Consider Italy. Most Italians breathed a collective sigh of relief that three-time Prime Minister Silvio Berlusconi is being replaced by a technocrat par excellence, former European Commissioner Mario Monti, a respected economist. Greece, too, is turning over the reigns of government to an unelected, and supposedly apolitical, technocrat, Lucas Papademos, a former vice president of the European Central Bank.
Of course, there are many things wrong with the EU nowadays, but a widening of its so-called “democratic deficit” is not one of them. Indeed, that perceived deficit is something of a politically convenient canard. Scholars such as Princeton University’s Andrew Moravcsik have long argued that the EU’s legitimacy comes not from the ballot box, but from its ability to provide concrete benefits to citizens. What the EU achieves through integrating markets – or even eliminating passport controls – underscores the benefits of its “delegated democracy.”

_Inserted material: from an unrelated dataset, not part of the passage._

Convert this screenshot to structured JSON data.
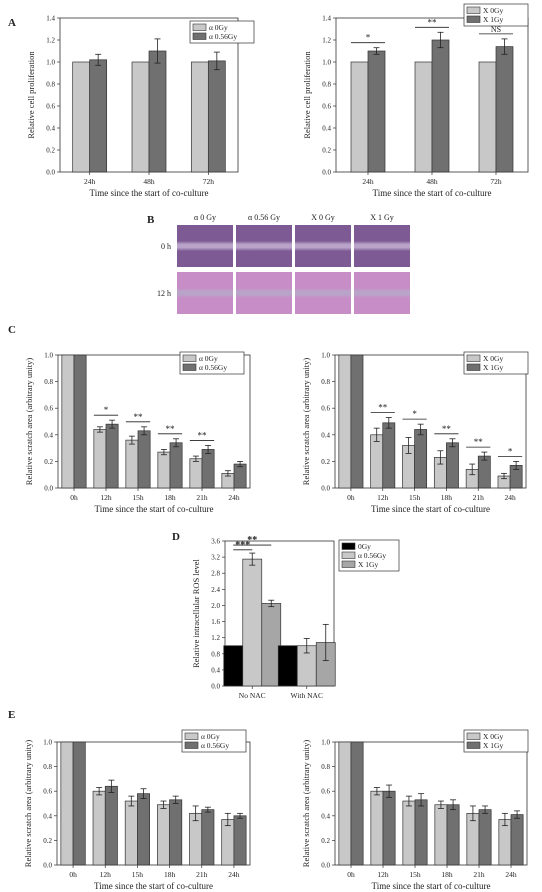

Indeed, it is precisely the Eurocrats’ detachment from everyday politics that has enabled the EU to deliver. Contrary to the ranting of Euroskeptic politicians in Britain and, increasingly, in eurozone member countries, the growing disenchantment of voters with politics reflects the distance that has grown between promises and results, not the distance between EU officials and member states’ citizens.